A la salida sorprende el mediodía, y no sólo con su calor sino con el sonido de las campanas. A los doce tañidos horarios sigue un repique que anuncia fiesta y que acompaña el lanzamiento de cohetes, para estampida de los gorriones que picoteaban en los jardines de la plaza. Alegría ruidosa del sur, una forma de vivir. Cruzando la plaza, encuentra una panorámica del templo y el azulejo que habla de la torre, la torre que vista de cerca parece una Giralda de lejos, sentimiento doblemente nostálgico, pues son palabras de un poeta que inició su carrera en Sevilla, ciudad a donde, apenas salido de la adolescencia, se había trasladado a estudiar pintura y leyes, aunque volvió suspendido y poeta.
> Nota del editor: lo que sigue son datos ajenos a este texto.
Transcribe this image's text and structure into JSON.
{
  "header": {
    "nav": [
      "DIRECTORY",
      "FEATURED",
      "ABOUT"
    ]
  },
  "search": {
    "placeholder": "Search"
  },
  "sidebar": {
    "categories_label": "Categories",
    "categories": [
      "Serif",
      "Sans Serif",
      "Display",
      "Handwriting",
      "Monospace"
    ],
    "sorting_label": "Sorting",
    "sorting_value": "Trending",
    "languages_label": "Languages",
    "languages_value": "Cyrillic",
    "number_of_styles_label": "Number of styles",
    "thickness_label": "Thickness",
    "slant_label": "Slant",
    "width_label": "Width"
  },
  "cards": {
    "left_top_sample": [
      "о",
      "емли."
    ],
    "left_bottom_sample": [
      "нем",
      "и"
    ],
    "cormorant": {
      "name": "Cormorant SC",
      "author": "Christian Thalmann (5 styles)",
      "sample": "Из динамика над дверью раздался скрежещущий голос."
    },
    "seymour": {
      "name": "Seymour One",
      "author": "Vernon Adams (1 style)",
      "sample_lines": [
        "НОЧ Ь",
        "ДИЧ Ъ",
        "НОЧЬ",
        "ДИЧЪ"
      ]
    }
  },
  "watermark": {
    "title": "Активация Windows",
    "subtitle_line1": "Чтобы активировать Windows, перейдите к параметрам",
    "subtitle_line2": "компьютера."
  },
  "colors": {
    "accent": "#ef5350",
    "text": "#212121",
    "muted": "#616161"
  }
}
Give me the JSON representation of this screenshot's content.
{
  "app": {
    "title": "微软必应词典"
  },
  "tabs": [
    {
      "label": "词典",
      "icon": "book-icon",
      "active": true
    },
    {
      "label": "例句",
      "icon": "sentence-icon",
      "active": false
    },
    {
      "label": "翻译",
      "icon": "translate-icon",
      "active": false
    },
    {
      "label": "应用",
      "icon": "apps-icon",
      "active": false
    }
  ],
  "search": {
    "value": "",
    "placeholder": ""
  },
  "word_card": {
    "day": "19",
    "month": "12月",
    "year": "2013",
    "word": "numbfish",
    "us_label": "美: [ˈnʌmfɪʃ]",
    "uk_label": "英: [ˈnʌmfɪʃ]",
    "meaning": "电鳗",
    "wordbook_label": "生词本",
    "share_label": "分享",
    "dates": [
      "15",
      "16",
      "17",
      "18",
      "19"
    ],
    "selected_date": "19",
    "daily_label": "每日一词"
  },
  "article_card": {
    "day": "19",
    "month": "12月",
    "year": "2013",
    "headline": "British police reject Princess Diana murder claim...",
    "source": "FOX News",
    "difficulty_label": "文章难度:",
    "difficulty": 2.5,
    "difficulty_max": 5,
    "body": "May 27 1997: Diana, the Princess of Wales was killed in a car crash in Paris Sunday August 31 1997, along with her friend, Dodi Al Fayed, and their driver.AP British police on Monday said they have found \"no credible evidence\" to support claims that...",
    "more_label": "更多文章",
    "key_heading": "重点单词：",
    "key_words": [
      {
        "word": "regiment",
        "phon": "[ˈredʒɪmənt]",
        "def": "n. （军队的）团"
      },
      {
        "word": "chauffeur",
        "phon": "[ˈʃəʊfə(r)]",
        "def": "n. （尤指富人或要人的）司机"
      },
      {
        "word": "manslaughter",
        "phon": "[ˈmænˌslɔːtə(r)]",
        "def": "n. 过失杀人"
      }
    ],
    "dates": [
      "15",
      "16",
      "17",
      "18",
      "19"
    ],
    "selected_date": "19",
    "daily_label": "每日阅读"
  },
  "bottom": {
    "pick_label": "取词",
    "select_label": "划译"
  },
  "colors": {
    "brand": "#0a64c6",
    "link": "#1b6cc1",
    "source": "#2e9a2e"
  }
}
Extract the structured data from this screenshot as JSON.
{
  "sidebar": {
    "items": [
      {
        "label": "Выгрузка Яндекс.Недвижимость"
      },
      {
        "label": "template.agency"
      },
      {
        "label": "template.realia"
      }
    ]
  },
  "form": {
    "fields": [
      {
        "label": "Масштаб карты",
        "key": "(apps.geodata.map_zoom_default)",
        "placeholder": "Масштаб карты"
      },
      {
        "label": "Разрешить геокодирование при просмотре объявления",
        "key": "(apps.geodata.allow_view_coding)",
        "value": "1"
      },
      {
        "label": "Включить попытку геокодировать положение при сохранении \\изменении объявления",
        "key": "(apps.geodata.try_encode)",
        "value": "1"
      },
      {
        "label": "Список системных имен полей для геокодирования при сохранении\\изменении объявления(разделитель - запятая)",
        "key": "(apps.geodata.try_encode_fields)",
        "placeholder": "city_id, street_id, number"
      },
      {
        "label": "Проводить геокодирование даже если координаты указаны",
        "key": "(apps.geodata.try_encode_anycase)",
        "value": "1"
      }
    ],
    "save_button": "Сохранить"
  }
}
El viajero pasional cierra el libro y en la esquina se revuelve. Ahí está de nuevo la Plaza del Marqués, y más allá estará la Casa-Museo de Zenobia y Juan Ramón, punto de partida del improvisado y solitario viaje a través del Moguer de Platero. Se niega a llegar a su destino y retoma la senda de una calle peatonal, de nombre histórico, Reyes Católicos, a la que le viene mejor el viejo nombre de Calle Vendederas, antiguo y actual recorrido por las tiendas locales de más solera. En Moguer cada calle lleva, bajo el rótulo oficial, una leyenda con uno o varios nombres que tuvo en otros tiempos, y suele ocurrir que es más fácil encontrar una calle preguntado por su nombre popular que por el que figura en los rótulos de sus esquinas.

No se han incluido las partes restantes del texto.